Women store vitamins and minerals differently from men. Women in general have more body fat than men. Body fat serves as a kind of reservoir of nutrients during pregnancy. However, these nutrients can be less available to the brain and retina, causing a higher risk of degenerative issues. 

Why Are Carotenoids So Important?

Carotenoids are antioxidants that can keep disease at bay and enhance the immune system. There are only three carotenoids found in the eye: lutein and two types of zeaxanthin. They protect the macular and are crucial to good eye health, but the body cannot synthesize these compounds itself. Macular carotenoids absorb high-energy blue light, thereby protecting the eyes of those exposed to screens for various hours. Lutein and zeaxanthin are able to cross the blood-brain barrier—a fact that enables them to accumulate in the macular and the brain. Studies have also shown that dietary carotenoids are linked to better cognitive performance. In other words, they are linked to better learning, thinking, remembering problem-solving, concentrating, decision-making, and reasoning.

Which Foods Contain Lutein and Zeaxanthin?

To boost your eye health and cognitive functioning, you can source lutein and zeaxanthin from a wide array of foods. These include leafy greens like spinach, Swiss chard, kale, and spinach, as well as pistachios and green peas. Egg yolks, sweet corn, and red grapes also contain an abundant supply of both nutrients.

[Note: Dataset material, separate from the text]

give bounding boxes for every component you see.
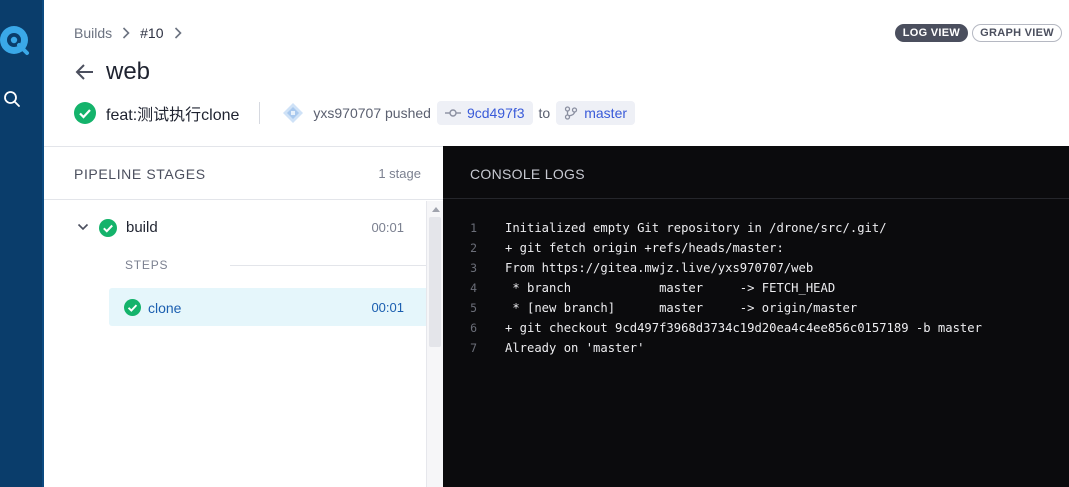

Women, as a rule, live longer than men. However, this does not mean that their quality of life is as good as it could be. Health issues such as dementia and macular degeneration can limit their ability to feel good and engage in a myriad of activities. A recent study has shown that carotenoids—in particular, lutein and zeaxanthin, can help add life to one’s years by boosting both eye and cognitive health in women.